Un campetto di calcio. E il ragazzo ricco di famiglia che possiede il pallone

Adriano Sofri
C’è un campetto di calcio, e il solito ragazzo ricco di famiglia che possiede il pallone. Autorizza capricciosamente qualcuno dei ragazzini poveri a giocare con lui, ma solo per fare qualche passaggio, o per mettersi a parare mentre lui tira in porta.

    C’è un campetto di calcio, e il solito ragazzo ricco di famiglia che possiede il pallone. Autorizza capricciosamente qualcuno dei ragazzini poveri a giocare con lui, ma solo per fare qualche passaggio, o per mettersi a parare mentre lui tira in porta. Quelli chiedono di fare una partitella, lui dice di no e quando insistono prende il pallone e se ne va stizzito: “Allora nessuno gioca più”. La cosa va avanti per un bel po’. I ragazzini poveri sono sempre più scontenti, qualcuno si arrangia con una palla di pezza avvolta in una calza, qualcuno si rassegna ancora a mettersi in porta a prendere i suoi tiri, peraltro fiacchi. Un giorno, all’improvviso, arriva un altro ragazzo, chissà da quale altro rione: non dev’essere ricco di famiglia, dal modo in cui porta la sua divisa firmata, piuttosto arricchito.
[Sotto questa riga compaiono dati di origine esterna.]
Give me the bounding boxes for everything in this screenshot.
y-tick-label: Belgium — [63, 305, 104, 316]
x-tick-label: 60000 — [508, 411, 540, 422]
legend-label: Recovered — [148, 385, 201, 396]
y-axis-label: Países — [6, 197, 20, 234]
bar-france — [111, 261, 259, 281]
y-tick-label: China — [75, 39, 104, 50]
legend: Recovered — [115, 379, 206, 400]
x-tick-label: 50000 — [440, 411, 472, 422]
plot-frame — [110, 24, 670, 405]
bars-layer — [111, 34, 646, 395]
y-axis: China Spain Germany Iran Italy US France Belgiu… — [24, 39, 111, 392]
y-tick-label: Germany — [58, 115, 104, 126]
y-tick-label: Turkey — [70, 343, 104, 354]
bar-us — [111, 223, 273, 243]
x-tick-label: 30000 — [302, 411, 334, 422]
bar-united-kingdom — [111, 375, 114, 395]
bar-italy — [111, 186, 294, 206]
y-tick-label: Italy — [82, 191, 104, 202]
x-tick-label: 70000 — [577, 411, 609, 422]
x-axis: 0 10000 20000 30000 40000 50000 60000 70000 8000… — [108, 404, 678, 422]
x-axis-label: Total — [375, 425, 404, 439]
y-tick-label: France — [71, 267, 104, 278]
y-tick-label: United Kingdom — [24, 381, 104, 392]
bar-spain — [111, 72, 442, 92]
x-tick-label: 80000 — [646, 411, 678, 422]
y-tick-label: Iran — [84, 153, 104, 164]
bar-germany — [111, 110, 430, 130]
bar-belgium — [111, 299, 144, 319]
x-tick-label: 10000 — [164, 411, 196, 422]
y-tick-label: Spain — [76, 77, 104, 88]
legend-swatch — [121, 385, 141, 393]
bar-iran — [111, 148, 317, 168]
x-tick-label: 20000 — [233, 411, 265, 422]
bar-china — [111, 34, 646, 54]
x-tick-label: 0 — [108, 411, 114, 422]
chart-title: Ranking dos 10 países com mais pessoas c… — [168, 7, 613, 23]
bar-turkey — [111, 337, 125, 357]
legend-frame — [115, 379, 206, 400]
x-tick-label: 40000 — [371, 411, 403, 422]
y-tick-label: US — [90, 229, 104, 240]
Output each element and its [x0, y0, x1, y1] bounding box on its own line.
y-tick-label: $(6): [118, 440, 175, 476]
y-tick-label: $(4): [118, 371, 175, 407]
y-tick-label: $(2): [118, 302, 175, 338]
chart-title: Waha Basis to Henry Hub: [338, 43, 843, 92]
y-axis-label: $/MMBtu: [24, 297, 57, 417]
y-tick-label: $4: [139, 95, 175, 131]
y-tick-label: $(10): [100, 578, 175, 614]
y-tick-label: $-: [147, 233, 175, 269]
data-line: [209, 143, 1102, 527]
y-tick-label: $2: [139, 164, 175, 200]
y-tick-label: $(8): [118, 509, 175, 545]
Comunque, ha un suo pallone nuovo, e anche un fischietto. Va a centro campo, convoca tutti, sceglie le squadre e comincia la partita. Al ragazzo ricco di famiglia dice sbrigativamente: “Meglio che esci dal campo, se non vuoi che giocando ti travolgiamo”. Il ragazzo ricco di famiglia, col suo pallone, se ne esce mogio e offeso, guardando storto i ragazzini poveri. Questo aneddoto da quattro soldi è la mia risposta al direttore del giornale che mi ha chiesto: “E di Putin, che mi dici?”. E comunque, se non dice abbastanza di Putin, il mio aneddoto dice parecchio di Obama.